Detecting Malicious IoT Network Traffic using RAPIDS Forest Inference Library (FIL) and cuStreamz

Bianca Rhodes US
RAPIDS AI
Published in
4 min readDec 16, 2020

--

Authors: Bianca Rhodes US and Rachel Allen

Using decision tree algorithms is an increasingly popular approach to cybersecurity use cases that have labeled training datasets, such as intrusion detection, network attack classification, and malware classification. Gradient boosted decision trees like XGBoost and LightGBM are increasingly appealing for these scenarios because of the ease of interpretability of the model predictions, ease of training, and accuracy that often outperforms alternative models.

The training and inference of these tree-based models already benefit from GPU acceleration, but the speed of inference is still a bottleneck for many cybersecurity applications where data volume and velocity is large. Last year, RAPIDS created the Forest Inference Library (FIL) to further accelerate GPU inference for Random Forest, XGBoost, and LightGBM models. In this blog, we dive into the details of how you can incorporate FIL into your streaming pipelines and show benchmarks of FIL inference on GPU vs. inferencing on CPU (spoiler alert: it’s really fast).

Creating an XGBoost Model to Detect Malicious IoT Network Traffic

Training a model that targets FIL for inference is the same process data scientists regularly employ for training any of the decision tree algorithms. For our public XGBoost model, we trained using labeled Zeek conn logs from the Aposemat IoT-23 dataset collected in the Stratosphere Research Laboratory. After analyzing the payload and behavior of each flow, logs that captured attempts to exploit some vulnerable service in the laboratory were labeled as attacks. We trained an XGBoost model on the more generalizable features of this dataset, specifically avoiding IP addresses and connection duration. Our final model achieved an F1-score of 0.9564. The saved model from this training is ready for deployment using FIL and cuStreamz.

FIL and cuStreamz

By utilizing cuStreamz and Dask, we construct a FIL prediction pipeline to optimize the processing of streaming IoT network data. cuStreamz allows the flexibility to poll log data streaming directly from Apache Kafka into a pipeline that will process that data with RAPIDS. In addition, we scale this pipeline to a multi-GPU environment using Dask. We’ll walk through the simple steps to create an end-to-end cuStreamz pipeline to read in network logs from Kafka and publish the prediction outcomes (i.e., results of inference) back to Kafka. The same IoT dataset is used for simplicity.

Figure 1: Overall architecture/pipeline for FIL inference with cuStreamz

First, we initialize our Dask cluster. We use the worker_init function to define what each Dask worker should do at initialization. We take this opportunity to load our FIL model as well as define our expected data columns and data types.
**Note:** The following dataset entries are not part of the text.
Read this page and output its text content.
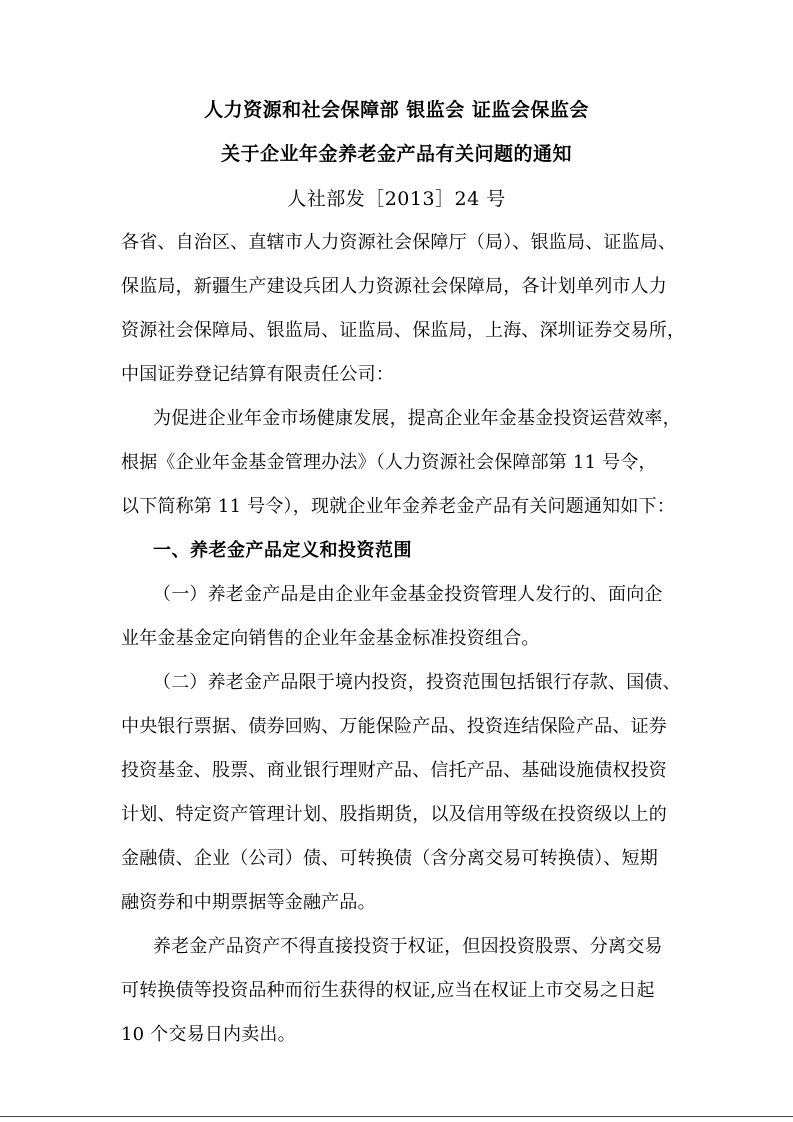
人力资源和社会保障部 银监会 证监会保监会
关于企业年金养老金产品有关问题的通知
人社部发［2013］24 号
各省、自治区、直辖市人力资源社会保障厅（局）、银监局、证监局、
保监局，新疆生产建设兵团人力资源社会保障局，各计划单列市人力
资源社会保障局、银监局、证监局、保监局，上海、深圳证券交易所，
中国证券登记结算有限责任公司：
为促进企业年金市场健康发展，提高企业年金基金投资运营效率，
根据《企业年金基金管理办法》（人力资源社会保障部第 11 号令，
以下简称第 11 号令），现就企业年金养老金产品有关问题通知如下：
一、养老金产品定义和投资范围
（一）养老金产品是由企业年金基金投资管理人发行的、面向企
业年金基金定向销售的企业年金基金标准投资组合。
（二）养老金产品限于境内投资，投资范围包括银行存款、国债、
中央银行票据、债券回购、万能保险产品、投资连结保险产品、证券
投资基金、股票、商业银行理财产品、信托产品、基础设施债权投资
计划、特定资产管理计划、股指期货，以及信用等级在投资级以上的
金融债、企业（公司）债、可转换债（含分离交易可转换债）、短期
融资券和中期票据等金融产品。
养老金产品资产不得直接投资于权证，但因投资股票、分离交易
可转换债等投资品种而衍生获得的权证,应当在权证上市交易之日起
10 个交易日内卖出。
Next, we define our input source. In this example, we’ll be receiving our log data directly from Kafka. In order to achieve GPU accelerated reading from Kafka, we need to specify the engine as `cudf`.
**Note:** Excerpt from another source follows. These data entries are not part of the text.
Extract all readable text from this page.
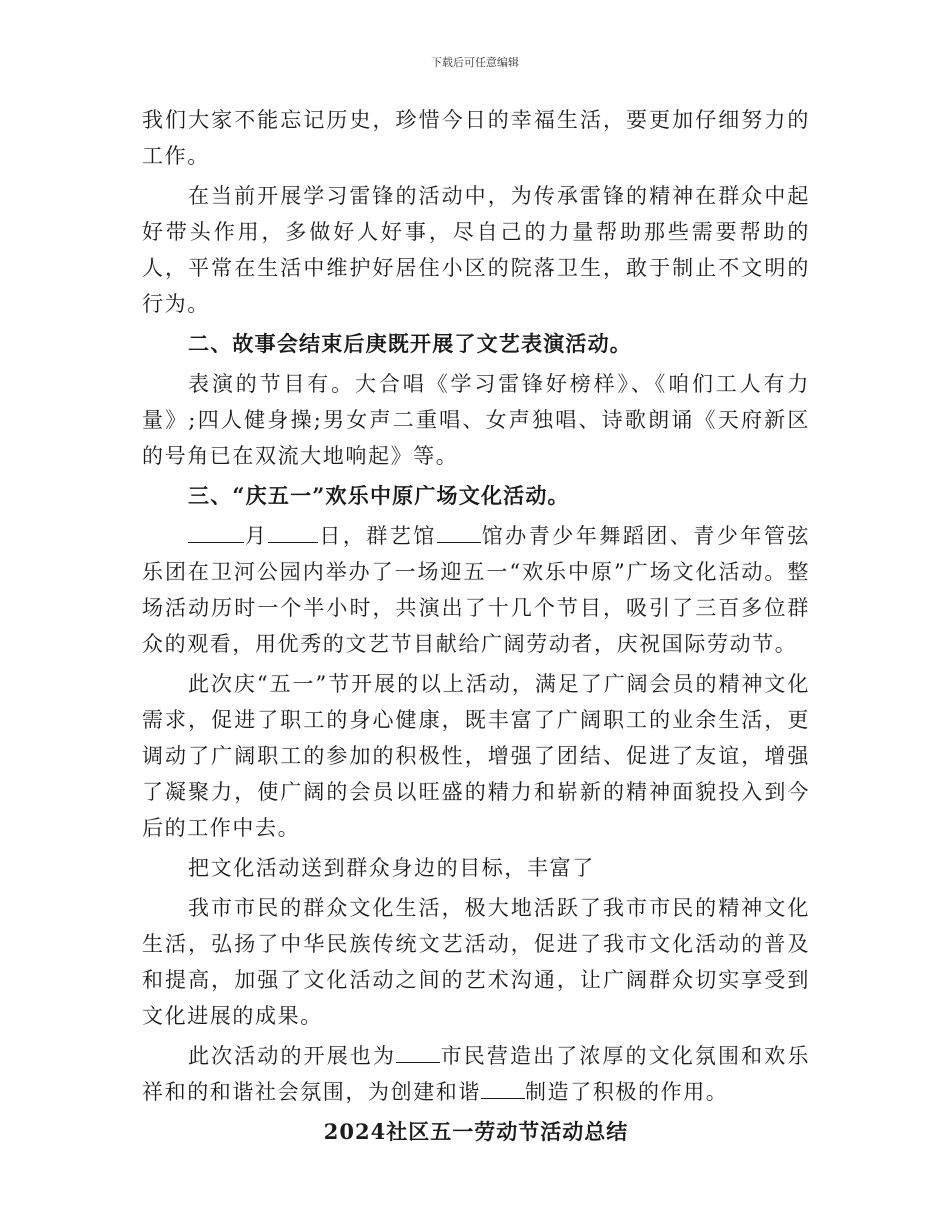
下载后可任意编辑

我们大家不能忘记历史，珍惜今日的幸福生活，要更加仔细努力的工作。

在当前开展学习雷锋的活动中，为传承雷锋的精神在群众中起好带头作用，多做好人好事，尽自己的力量帮助那些需要帮助的人，平常在生活中维护好居住小区的院落卫生，敢于制止不文明的行为。

二、故事会结束后庚既开展了文艺表演活动。

表演的节目有。大合唱《学习雷锋好榜样》、《咱们工人有力量》;四人健身操;男女声二重唱、女声独唱、诗歌朗诵《天府新区的号角已在双流大地响起》等。

三、“庆五一”欢乐中原广场文化活动。

月 日，群艺馆 馆办青少年舞蹈团、青少年管弦乐团在卫河公园内举办了一场迎五一“欢乐中原”广场文化活动。整场活动历时一个半小时，共演出了十几个节目，吸引了三百多位群众的观看，用优秀的文艺节目献给广阔劳动者，庆祝国际劳动节。

此次庆“五一”节开展的以上活动，满足了广阔会员的精神文化需求，促进了职工的身心健康，既丰富了广阔职工的业余生活，更调动了广阔职工的参加的积极性，增强了团结、促进了友谊，增强了凝聚力，使广阔的会员以旺盛的精力和崭新的精神面貌投入到今后的工作中去。

把文化活动送到群众身边的目标，丰富了

我市市民的群众文化生活，极大地活跃了我市市民的精神文化生活，弘扬了中华民族传统文艺活动，促进了我市文化活动的普及和提高，加强了文化活动之间的艺术沟通，让广阔群众切实享受到文化进展的成果。

此次活动的开展也为 市民营造出了浓厚的文化氛围和欢乐祥和的和谐社会氛围，为创建和谐 制造了积极的作用。

2024社区五一劳动节活动总结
Finally, we construct our cuStreamz pipeline using the two functions shown below. The predict function will receive the raw log data from Kafka and use our previously loaded FIL model to generate predictions.
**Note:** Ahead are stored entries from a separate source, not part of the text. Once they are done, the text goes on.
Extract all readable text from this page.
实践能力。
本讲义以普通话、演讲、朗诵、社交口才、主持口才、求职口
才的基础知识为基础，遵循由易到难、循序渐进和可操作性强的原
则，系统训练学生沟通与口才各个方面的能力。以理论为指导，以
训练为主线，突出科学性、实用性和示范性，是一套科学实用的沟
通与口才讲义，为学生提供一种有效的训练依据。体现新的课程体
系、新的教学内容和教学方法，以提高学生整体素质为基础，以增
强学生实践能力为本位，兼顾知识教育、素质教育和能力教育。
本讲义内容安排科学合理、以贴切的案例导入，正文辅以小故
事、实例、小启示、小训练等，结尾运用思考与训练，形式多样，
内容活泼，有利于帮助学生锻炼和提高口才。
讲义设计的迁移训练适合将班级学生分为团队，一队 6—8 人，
This end-to-end example is also available in the CLX repo, a repository where we maintain examples of RAPIDS applied to cybersecurity use cases. Additional information is available in the CLX documentation.

Figure 2 captures the predict time taken with the above cuStreamz pipeline. To follow an example of capturing this benchmark, visit the corresponding CLX notebooks for FIL cuStreamz and XGBoost Streamz.

Figure 2: Performance results of FIL+cuStreamz (GPU) vs. XGBoost+Streamz (CPU)

We see an 11x speed-up by switching our streaming inference pipeline from Streamz with XGBoost to GPU-accelerated cuStreamz and FIL. We can also compare a CPU system with a single GPU (Figure 3). In this case, we observe that a single Tesla v100 GPU can outperform (by over 1.5x) a dual CPU system. Note that the GPU was using only one worker (vs. 10 works on CPU), and the GPU workflow used a larger polling window (5s vs. 1s on CPU). Even with these limits placed on the GPU workflow, the result is still a faster end-to-end inferencing pipeline.

Figure 3: Performance results comparing single GPU to dual CPU

By processing nearly one million streaming conn logs per second, a system can flag malicious traffic and devices in near-real-time, potentially mitigating an attack before the network is further compromised. XGBoost and LightGBM continue to gain popularity as effective machine learning models for intrusion detection [1,2,3,4]. With RAPIDS, FIL, Dask, and cuStreamz, it’s easy to migrate all of your existing decision tree models and workflows to the GPU for a serious speed up!

--

--